Coalbed methane (CBM) production began in southeastern Montana in April 1999. Production requires the removal and management of large quantities of water from coalbeds that are commonly used aquifers in this region. The Powder River Basin is a semi-arid region with an agricultural-based economy that is dependent on the availability of groundwater. Due to this conflict, a variety of conceptual and quantitative models have been developed to evaluate the potential impacts to water availability (e.g. Wheaton and Metesh, 2002 and Myers, 2009). The differences in these models make it clear that long-term monitoring of actual impacts is required to determine which modeling assumptions are valid and to verify the magnitude of actual impacts as well as the lack of impacts.

In Montana, a regional CBM groundwater monitoring program is operated that includes inventories of groundwater resources and regular monitoring at 234 wells, 15 springs, and 2 streams. Data are also collected from CBM wells, domestic wells and livestock wells. Monitored units include coalbeds, adjacent sandstone units, and alluvium (Meredith et al., 2009). This monitoring shows that after 10 years of CBM production, the 20 foot drawdown contour extends roughly 1 to 1.5 miles outside the production areas; that major faults tend to act as barriers to ground-water flow; and that vertical migration of drawdown tends to be limited by shale layers.

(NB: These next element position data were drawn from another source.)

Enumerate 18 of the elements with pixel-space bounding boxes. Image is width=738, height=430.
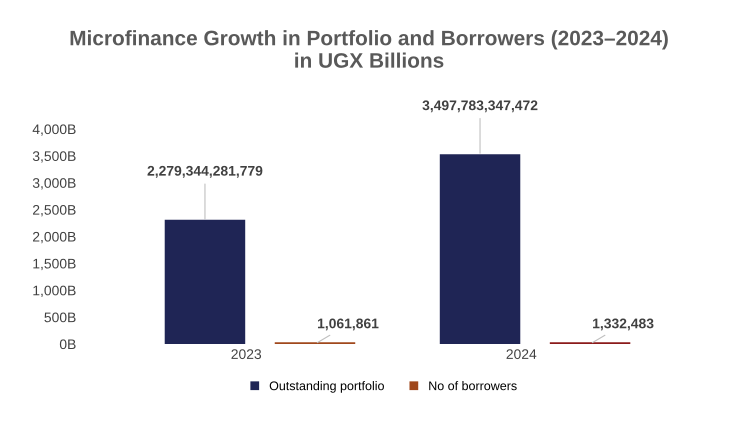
y-tick-label: 0B [60, 339, 76, 350]
y-tick-label: 3,500B [32, 151, 76, 163]
data-label: 3,497,783,347,472 [422, 100, 538, 112]
y-tick-label: 2,000B [33, 232, 76, 244]
data-label: 1,332,483 [593, 318, 654, 330]
chart-title: Microfinance Growth in Portfolio and Borrowers (2023–2024) in UGX Billions [70, 30, 668, 68]
y-tick-label: 2,500B [33, 204, 76, 216]
legend-label: Outstanding portfolio [270, 381, 384, 393]
data-label: 1,061,861 [318, 318, 379, 330]
y-tick-label: 500B [44, 312, 76, 322]
x-tick-label: 2023 [231, 349, 262, 360]
x-tick-label: 2024 [506, 349, 536, 360]
y-tick-label: 3,000B [32, 178, 76, 190]
y-tick-label: 1,000B [33, 286, 76, 298]
y-tick-label: 1,500B [33, 258, 76, 270]
y-tick-label: 4,000B [32, 124, 76, 136]
legend-label: No of borrowers [429, 381, 517, 390]
data-label: 2,279,344,281,779 [148, 166, 262, 178]
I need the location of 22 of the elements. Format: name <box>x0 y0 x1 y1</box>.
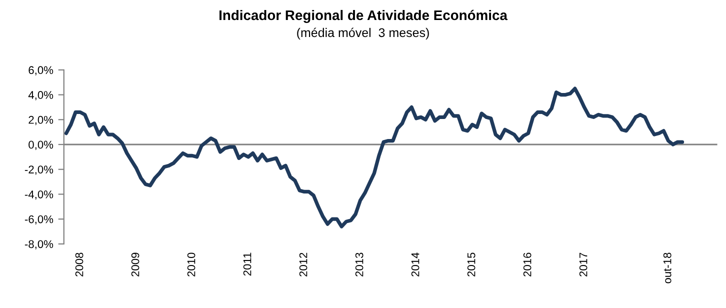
x-tick-label: out-18 <box>663 252 672 284</box>
x-tick-label: 2010 <box>187 252 196 276</box>
x-tick-label: 2017 <box>579 252 588 276</box>
x-tick-label: 2011 <box>243 252 252 276</box>
x-tick-label: 2015 <box>467 252 476 276</box>
y-tick-label: 2,0% <box>28 116 54 126</box>
y-tick-label: 0,0% <box>28 140 54 150</box>
line-series <box>64 86 684 228</box>
y-tick-label: 6,0% <box>28 66 54 76</box>
x-tick-label: 2016 <box>523 252 532 276</box>
y-tick-label: -4,0% <box>24 190 54 200</box>
y-tick-label: -6,0% <box>24 215 54 225</box>
y-tick-label: -8,0% <box>24 240 54 250</box>
y-tick-label: -2,0% <box>24 166 54 175</box>
x-tick-label: 2013 <box>355 252 364 276</box>
x-tick-label: 2014 <box>411 252 420 276</box>
chart-subtitle: (média móvel 3 meses) <box>297 28 429 40</box>
x-tick-label: 2008 <box>75 252 84 276</box>
y-tick-label: 4,0% <box>28 91 54 100</box>
x-tick-label: 2009 <box>131 252 140 276</box>
x-tick-label: 2012 <box>299 252 308 276</box>
chart-title: Indicador Regional de Atividade Económica <box>219 10 508 23</box>
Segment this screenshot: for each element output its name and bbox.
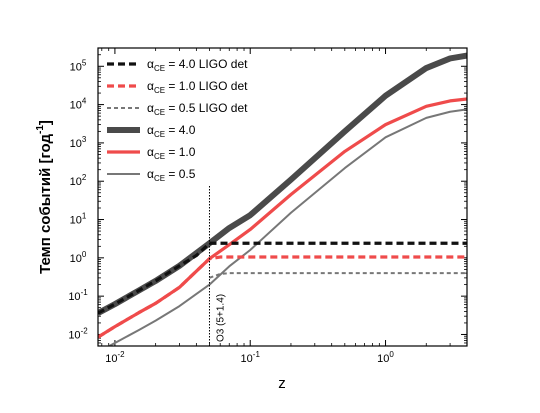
series-line-3 (209, 272, 467, 279)
legend-alpha: α (147, 167, 154, 181)
y-tick-label: 103 (70, 135, 87, 150)
legend-alpha: α (147, 79, 154, 93)
legend-label-2: αCE = 1.0 LIGO det (147, 79, 248, 95)
legend-label-4: αCE = 4.0 (147, 123, 196, 139)
legend-alpha: α (147, 57, 154, 71)
y-axis-title-close: ] (37, 120, 54, 125)
y-tick-exp: 3 (82, 135, 87, 144)
legend-suffix: = 1.0 (165, 145, 196, 159)
x-tick-base: 10 (105, 353, 117, 365)
legend-suffix: = 0.5 (165, 167, 196, 181)
legend-suffix: = 4.0 LIGO det (165, 57, 248, 71)
y-tick-base: 10 (70, 100, 82, 112)
plot-frame (97, 47, 468, 347)
x-tick-label: 10-1 (241, 350, 261, 365)
y-tick-exp: -2 (81, 326, 89, 335)
legend-label-5: αCE = 1.0 (147, 145, 196, 161)
x-tick-labels: 10-2 10-1 100 (105, 350, 394, 365)
legend-alpha: α (147, 145, 154, 159)
legend-sub: CE (154, 174, 165, 183)
y-tick-exp: 5 (82, 58, 87, 67)
series-layer (98, 52, 467, 346)
legend-label-6: αCE = 0.5 (147, 167, 196, 183)
x-tick-label: 10-2 (105, 350, 125, 365)
y-tick-label: 10-2 (68, 326, 88, 341)
x-tick-exp: -2 (117, 350, 125, 359)
y-tick-label: 102 (70, 173, 87, 188)
y-tick-label: 105 (70, 58, 87, 73)
y-tick-label: 10-1 (68, 288, 88, 303)
y-tick-base: 10 (70, 61, 82, 73)
y-tick-base: 10 (70, 215, 82, 227)
legend-sub: CE (154, 130, 165, 139)
legend-sub: CE (154, 86, 165, 95)
series-line-2 (98, 255, 467, 339)
y-tick-base: 10 (70, 253, 82, 265)
legend-suffix: = 1.0 LIGO det (165, 79, 248, 93)
y-tick-base: 10 (70, 176, 82, 188)
series-line-1 (98, 241, 467, 315)
o3-label: O3 (5+1.4) (215, 294, 226, 342)
legend-label-3: αCE = 0.5 LIGO det (147, 101, 248, 117)
y-tick-label: 104 (70, 97, 87, 112)
legend-sub: CE (154, 108, 165, 117)
x-axis-title: z (278, 375, 286, 392)
y-tick-base: 10 (70, 138, 82, 150)
y-tick-exp: 1 (82, 212, 87, 221)
y-tick-label: 101 (70, 212, 87, 227)
legend-sub: CE (154, 64, 165, 73)
x-tick-exp: 0 (389, 350, 394, 359)
legend-sub: CE (154, 152, 165, 161)
legend-label-1: αCE = 4.0 LIGO det (147, 57, 248, 73)
annotation-layer: O3 (5+1.4) (208, 186, 226, 346)
y-axis-title: Темп событий [год-1] (35, 120, 54, 274)
y-tick-base: 10 (68, 291, 80, 303)
legend-alpha: α (147, 123, 154, 137)
x-tick-label: 100 (377, 350, 394, 365)
legend-alpha: α (147, 101, 154, 115)
x-tick-exp: -1 (253, 350, 261, 359)
y-tick-exp: 4 (82, 97, 87, 106)
legend-suffix: = 0.5 LIGO det (165, 101, 248, 115)
y-tick-label: 100 (70, 250, 87, 265)
y-tick-base: 10 (68, 329, 80, 341)
x-tick-base: 10 (377, 353, 389, 365)
legend-suffix: = 4.0 (165, 123, 196, 137)
y-tick-exp: -1 (81, 288, 89, 297)
y-tick-exp: 2 (82, 173, 87, 182)
y-tick-exp: 0 (82, 250, 87, 259)
x-tick-base: 10 (241, 353, 253, 365)
y-axis-title-sup: -1 (35, 125, 46, 134)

The hydrogeologic assessment in the BLM’s Montana CBM EIS was based in part on computer modeling. It was projected that after 10 years of development the 20 foot drawdown contour would reach approximately 2 miles from the edge of development. It was also anticipated that faults would act as barriers to drawdown, and that that impacts to overlying or underlying aquifers would be minor due to the confined nature of the coals. As such, observed impacts appear to be in line with, or somewhat less than, the projections contained in the Montana CBM EIS. Other models which predict greater impacts do not appear to be supported by the monitoring data.